Zollverein-Zeitreise zeigt ungewisse Zukunftsvisionen

Beim Zechenspaziergang erinnerte Horst Rudnik an den Bergmannsalltag auf der Zeche Zollverein.

Beim Zechenspaziergang erinnerte Horst Rudnik an den Bergmannsalltag auf der Zeche Zollverein.

Foto: André Hirtz / FFS

Essen.  Zwischen Kohle und Kalauer: Beim Zechen-Spaziergang „In die Zukunft steigen“ lasen bei der Lit.Ruhr Autoren wie Anna Basener oder Jason Bartsch.

Fünf Mark musste Horst Rudnik noch dafür als Strafe blechen, wenn er den Kunstrasen an der Zollvereiner Eingangspforte betrat. Der Betrag wurde direkt vom Lohn abgezogen, wie sich der einstige Bergmann heute erinnert. Es sind solche Anekdoten, mit denen der Gästeführer den Besuchern an diesem 10. Oktober veranschaulicht, wie es in der Vergangenheit aussah. Denn bekanntlich hat sich einiges geändert auf dem Gelände des Unesco-Weltkulturerbes. Über den einst verbotenen Rasen flanieren etwa an „Extra-Schicht“-Abenden Menschen, um Lichtspiele und Feuerwerk zu bestaunen.

Diesen Wandel zur Kulturinstitution betont auch Rudnik. In der Kaue, wo er sich einst seine Grubenhemden überstreifte, trat sogar mal die renommierte Tänzerin Pina Bausch auf, wie er stolz berichtet. Ja, der einstige Industriearbeitsplatz entpuppt sich heute als Freizeitort: Schwimmbad, Schlittschuhbahn, Open-Air-Kino. In seiner Führung verrät der einstige Steiger Wissenswertes über den Alltag auf Zollverein seit 1851. So sieht die Vergangenheit aus.

Autoren und Kabarettisten entführen in eine mögliche Zukunft

Doch wie könnte das Areal in hundert Jahren aussehen? Mit dieser Frage beschäftigten sich Autoren und Kabarettisten, die auf Einladung der Lit.Ruhr in eine mögliche Zukunft entführen. Seit 2017 lockt das Literaturformat bereits namhafte Schriftsteller und Schauspieler zu Lesungen ins Ruhrgebiet. Auch in diesem Herbst fungiert die Zeche Zollverein als eine Art Veranstaltungszentrum.

Ein Motiv, das sich wie ein roter Faden durch das Programm zieht: die Zukunft. Und so verpacken gleich zwei Platzhirsche der Region ihre Visionen als unterhaltsame Literatur. Bei der ersten Zwischenstation verrät die erfolgreiche Groschenromanautorin Anna Basener, wie es in hundert Jahren rund um den Förderturm aussehen könnte. Denn die gebürtige Essenerin verrührt in ihrer Kurzgeschichte Ruhrpott-Folklore mit einem Hollywood-Szenario wie aus einem Hitchcock-Film.

In einer der etlichen Taubenvereine tritt eine Mutation auf.
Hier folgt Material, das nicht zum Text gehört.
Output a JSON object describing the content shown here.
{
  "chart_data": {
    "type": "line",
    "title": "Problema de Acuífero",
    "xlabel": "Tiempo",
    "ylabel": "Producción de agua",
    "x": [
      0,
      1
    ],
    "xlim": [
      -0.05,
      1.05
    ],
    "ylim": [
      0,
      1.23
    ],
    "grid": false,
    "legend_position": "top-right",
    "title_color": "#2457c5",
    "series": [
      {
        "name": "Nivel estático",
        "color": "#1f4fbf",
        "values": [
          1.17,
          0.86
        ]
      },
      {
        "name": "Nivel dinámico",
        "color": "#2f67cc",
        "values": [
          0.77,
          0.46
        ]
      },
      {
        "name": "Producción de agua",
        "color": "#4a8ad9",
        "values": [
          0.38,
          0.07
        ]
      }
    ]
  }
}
Jetzt greifen die „Viechers“ zur Macht. „Es ist der erste Schritt zu Weltherrschaft“, verrät Basener. Anschließend kommt es zum Show-down mit den Spatzen, die das Rheinland regieren. Es ist reine Spaßliteratur, die die Besucher hören.
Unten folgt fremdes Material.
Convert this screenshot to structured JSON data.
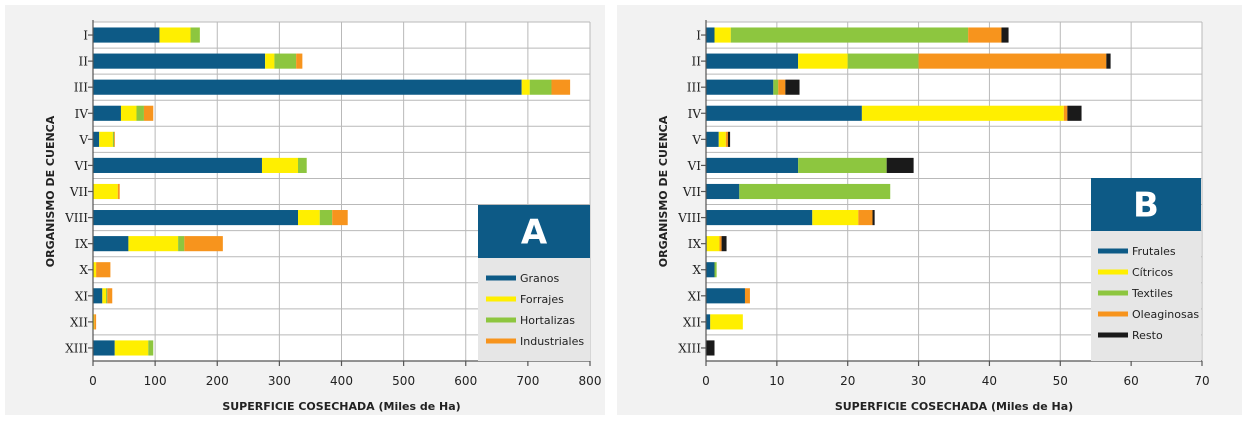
{
  "chart_data": [
    {
      "type": "bar",
      "orientation": "horizontal",
      "stacked": true,
      "badge": "A",
      "xlabel": "SUPERFICIE COSECHADA (Miles de Ha)",
      "ylabel": "ORGANISMO DE CUENCA",
      "xlim": [
        0,
        800
      ],
      "xticks": [
        0,
        100,
        200,
        300,
        400,
        500,
        600,
        700,
        800
      ],
      "grid": true,
      "legend_position": "bottom-right",
      "categories": [
        "I",
        "II",
        "III",
        "IV",
        "V",
        "VI",
        "VII",
        "VIII",
        "IX",
        "X",
        "XI",
        "XII",
        "XIII"
      ],
      "series": [
        {
          "name": "Granos",
          "color": "#0d5a86",
          "values": [
            107,
            277,
            690,
            45,
            10,
            272,
            0,
            330,
            57,
            0,
            15,
            0,
            35
          ]
        },
        {
          "name": "Forrajes",
          "color": "#ffef00",
          "values": [
            50,
            15,
            13,
            25,
            22,
            58,
            40,
            35,
            80,
            5,
            6,
            2,
            54
          ]
        },
        {
          "name": "Hortalizas",
          "color": "#8dc63f",
          "values": [
            15,
            35,
            35,
            12,
            2,
            14,
            0,
            20,
            10,
            0,
            2,
            0,
            8
          ]
        },
        {
          "name": "Industriales",
          "color": "#f7941d",
          "values": [
            0,
            10,
            30,
            15,
            1,
            0,
            3,
            25,
            62,
            23,
            8,
            3,
            0
          ]
        }
      ]
    },
    {
      "type": "bar",
      "orientation": "horizontal",
      "stacked": true,
      "badge": "B",
      "xlabel": "SUPERFICIE COSECHADA (Miles de Ha)",
      "ylabel": "ORGANISMO DE CUENCA",
      "xlim": [
        0,
        70
      ],
      "xticks": [
        0,
        10,
        20,
        30,
        40,
        50,
        60,
        70
      ],
      "grid": true,
      "legend_position": "right",
      "categories": [
        "I",
        "II",
        "III",
        "IV",
        "V",
        "VI",
        "VII",
        "VIII",
        "IX",
        "X",
        "XI",
        "XII",
        "XIII"
      ],
      "series": [
        {
          "name": "Frutales",
          "color": "#0d5a86",
          "values": [
            1.2,
            13,
            9.5,
            22,
            1.8,
            13,
            4.7,
            15,
            0.1,
            1.2,
            5.5,
            0.6,
            0
          ]
        },
        {
          "name": "Cítricos",
          "color": "#ffef00",
          "values": [
            2.3,
            7,
            0,
            28.5,
            1,
            0,
            0,
            6.5,
            1.8,
            0,
            0,
            4.6,
            0
          ]
        },
        {
          "name": "Textiles",
          "color": "#8dc63f",
          "values": [
            33.5,
            10,
            0.7,
            0,
            0,
            12.5,
            21.3,
            0,
            0,
            0.3,
            0,
            0,
            0
          ]
        },
        {
          "name": "Oleaginosas",
          "color": "#f7941d",
          "values": [
            4.7,
            26.5,
            1,
            0.5,
            0.3,
            0,
            0,
            2,
            0.3,
            0,
            0.7,
            0,
            0
          ]
        },
        {
          "name": "Resto",
          "color": "#1a1a1a",
          "values": [
            1,
            0.6,
            2,
            2,
            0.3,
            3.8,
            0,
            0.3,
            0.7,
            0,
            0,
            0,
            1.2
          ]
        }
      ]
    }
  ]
}
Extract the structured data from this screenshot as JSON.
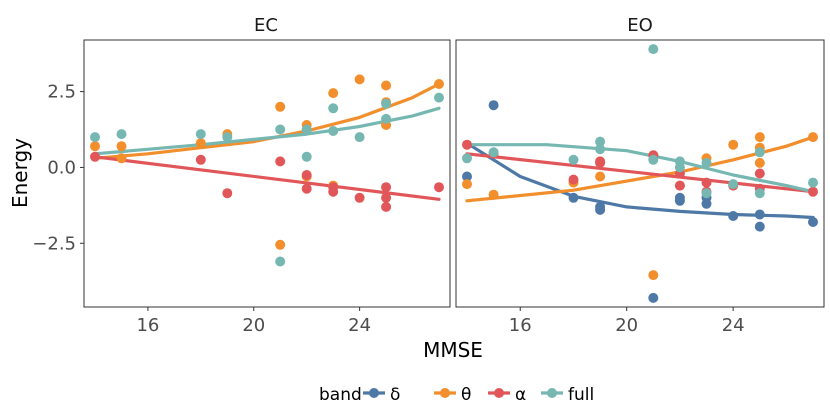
{
  "chart_data": {
    "type": "scatter",
    "xlabel": "MMSE",
    "ylabel": "Energy",
    "xlim": [
      13.5,
      27.5
    ],
    "ylim": [
      -4.6,
      4.2
    ],
    "x_ticks": [
      16,
      20,
      24
    ],
    "x_tick_labels": [
      "16",
      "20",
      "24"
    ],
    "y_ticks": [
      2.5,
      0.0,
      -2.5
    ],
    "y_tick_labels": [
      "2.5",
      "0.0",
      "−2.5"
    ],
    "legend": {
      "title": "band",
      "placement": "bottom",
      "entries": [
        {
          "key": "delta",
          "label": "δ",
          "color": "#4e79a7"
        },
        {
          "key": "theta",
          "label": "θ",
          "color": "#f28e2b"
        },
        {
          "key": "alpha",
          "label": "α",
          "color": "#e15759"
        },
        {
          "key": "full",
          "label": "full",
          "color": "#76b7b2"
        }
      ]
    },
    "panels": [
      {
        "title": "EC",
        "series": [
          {
            "name": "theta",
            "points": [
              [
                14,
                0.7
              ],
              [
                15,
                0.7
              ],
              [
                15,
                0.3
              ],
              [
                18,
                0.8
              ],
              [
                19,
                1.1
              ],
              [
                21,
                2.0
              ],
              [
                21,
                -2.55
              ],
              [
                22,
                1.4
              ],
              [
                22,
                -0.3
              ],
              [
                23,
                2.45
              ],
              [
                23,
                -0.6
              ],
              [
                24,
                2.9
              ],
              [
                25,
                2.7
              ],
              [
                25,
                2.15
              ],
              [
                25,
                1.4
              ],
              [
                27,
                2.75
              ]
            ],
            "fit": [
              [
                14,
                0.3
              ],
              [
                16,
                0.45
              ],
              [
                18,
                0.65
              ],
              [
                20,
                0.85
              ],
              [
                22,
                1.2
              ],
              [
                24,
                1.65
              ],
              [
                26,
                2.3
              ],
              [
                27,
                2.75
              ]
            ]
          },
          {
            "name": "alpha",
            "points": [
              [
                14,
                0.35
              ],
              [
                18,
                0.25
              ],
              [
                19,
                -0.85
              ],
              [
                21,
                0.2
              ],
              [
                22,
                -0.25
              ],
              [
                22,
                -0.7
              ],
              [
                23,
                -0.65
              ],
              [
                23,
                -0.8
              ],
              [
                24,
                -1.0
              ],
              [
                25,
                -0.65
              ],
              [
                25,
                -1.0
              ],
              [
                25,
                -1.3
              ],
              [
                27,
                -0.65
              ]
            ],
            "fit": [
              [
                14,
                0.35
              ],
              [
                27,
                -1.05
              ]
            ]
          },
          {
            "name": "full",
            "points": [
              [
                14,
                1.0
              ],
              [
                15,
                1.1
              ],
              [
                18,
                1.1
              ],
              [
                19,
                1.0
              ],
              [
                21,
                1.25
              ],
              [
                21,
                -3.1
              ],
              [
                22,
                1.25
              ],
              [
                22,
                0.35
              ],
              [
                23,
                1.95
              ],
              [
                23,
                1.2
              ],
              [
                24,
                1.0
              ],
              [
                25,
                1.6
              ],
              [
                25,
                2.1
              ],
              [
                27,
                2.3
              ]
            ],
            "fit": [
              [
                14,
                0.45
              ],
              [
                18,
                0.75
              ],
              [
                22,
                1.1
              ],
              [
                24,
                1.35
              ],
              [
                26,
                1.7
              ],
              [
                27,
                1.95
              ]
            ]
          }
        ]
      },
      {
        "title": "EO",
        "series": [
          {
            "name": "delta",
            "points": [
              [
                14,
                -0.3
              ],
              [
                15,
                2.05
              ],
              [
                18,
                -1.0
              ],
              [
                19,
                -1.3
              ],
              [
                19,
                -1.4
              ],
              [
                21,
                -4.3
              ],
              [
                22,
                -1.0
              ],
              [
                22,
                -1.1
              ],
              [
                23,
                -1.2
              ],
              [
                23,
                -1.0
              ],
              [
                24,
                -1.6
              ],
              [
                25,
                -1.55
              ],
              [
                25,
                -1.95
              ],
              [
                27,
                -1.8
              ]
            ],
            "fit": [
              [
                14,
                0.8
              ],
              [
                16,
                -0.3
              ],
              [
                18,
                -0.95
              ],
              [
                20,
                -1.3
              ],
              [
                22,
                -1.45
              ],
              [
                24,
                -1.55
              ],
              [
                26,
                -1.6
              ],
              [
                27,
                -1.65
              ]
            ]
          },
          {
            "name": "theta",
            "points": [
              [
                14,
                -0.55
              ],
              [
                15,
                -0.9
              ],
              [
                18,
                -0.5
              ],
              [
                19,
                -0.3
              ],
              [
                21,
                0.4
              ],
              [
                21,
                -3.55
              ],
              [
                22,
                -0.6
              ],
              [
                23,
                0.3
              ],
              [
                24,
                0.75
              ],
              [
                25,
                1.0
              ],
              [
                25,
                0.65
              ],
              [
                25,
                0.15
              ],
              [
                27,
                1.0
              ]
            ],
            "fit": [
              [
                14,
                -1.1
              ],
              [
                18,
                -0.75
              ],
              [
                22,
                -0.15
              ],
              [
                24,
                0.25
              ],
              [
                26,
                0.7
              ],
              [
                27,
                1.0
              ]
            ]
          },
          {
            "name": "alpha",
            "points": [
              [
                14,
                0.75
              ],
              [
                15,
                0.45
              ],
              [
                18,
                -0.4
              ],
              [
                19,
                0.2
              ],
              [
                19,
                0.15
              ],
              [
                21,
                0.4
              ],
              [
                22,
                -0.2
              ],
              [
                22,
                -0.6
              ],
              [
                23,
                -0.5
              ],
              [
                23,
                -0.8
              ],
              [
                24,
                -0.6
              ],
              [
                25,
                -0.2
              ],
              [
                25,
                -0.7
              ],
              [
                27,
                -0.8
              ]
            ],
            "fit": [
              [
                14,
                0.45
              ],
              [
                27,
                -0.8
              ]
            ]
          },
          {
            "name": "full",
            "points": [
              [
                14,
                0.3
              ],
              [
                15,
                0.5
              ],
              [
                18,
                0.25
              ],
              [
                19,
                0.6
              ],
              [
                19,
                0.85
              ],
              [
                21,
                3.9
              ],
              [
                21,
                0.25
              ],
              [
                22,
                0.2
              ],
              [
                22,
                0.0
              ],
              [
                23,
                0.15
              ],
              [
                23,
                -0.85
              ],
              [
                24,
                -0.55
              ],
              [
                25,
                0.5
              ],
              [
                25,
                -0.85
              ],
              [
                27,
                -0.5
              ]
            ],
            "fit": [
              [
                14,
                0.75
              ],
              [
                17,
                0.75
              ],
              [
                20,
                0.55
              ],
              [
                22,
                0.2
              ],
              [
                24,
                -0.25
              ],
              [
                26,
                -0.6
              ],
              [
                27,
                -0.8
              ]
            ]
          }
        ]
      }
    ]
  }
}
Die Zollverein-Zeitreise ist ein buntes Potpourri

Dort, wo einst die Kohle in kleinen Wagen abtransportiert wurde, wartet Jason Bartsch. Der Wahlbochumer feierte vor allem als Poetry-Slammer Erfolge. Und auch an diesem Nachmittag serviert er einen Spoken-Word-Text, der die Zukunft Zollvereins mit den gesellschaftlichen Verwerfungen der Gegenwart verbindet. Da geht es um die rechtspopulistischen Rädelsführer, die mit ihren Parolen in einer Region abprallen, die ohnehin schon immer ein buntes Potpourri aus Herkunft und Kultur war. Und auch das Umweltthema hakt Bartsch ab: „Wie rettet man Werte, wenn man nicht mal Bäume retten kann?“ Denn bekanntlich ist auch der Bergbau Schuld an der Ausbeutung von Natur und Mensch.

Zum Abschluss treten der Kabarettist David Vormweg und sein Co-Entertainer Rudolf Klein als sichtlich ramponierte Urgesteine des Zechenbetriebs auf. Hinter ihnen hängt die Schutzheilige der Bergleute, Barbara. Rudolf Klein trägt einen kaputt malochten Buckel, den er kurz und knackend einrenken muss. Ja, die Vergangenheit hier war anstrengend. Wie die Zukunft aussieht, wissen wir nicht. Aber sie stimmen mit den Besucher das Steiger-Lied ein, natürlich auch als eine Hymne der Gegenwart.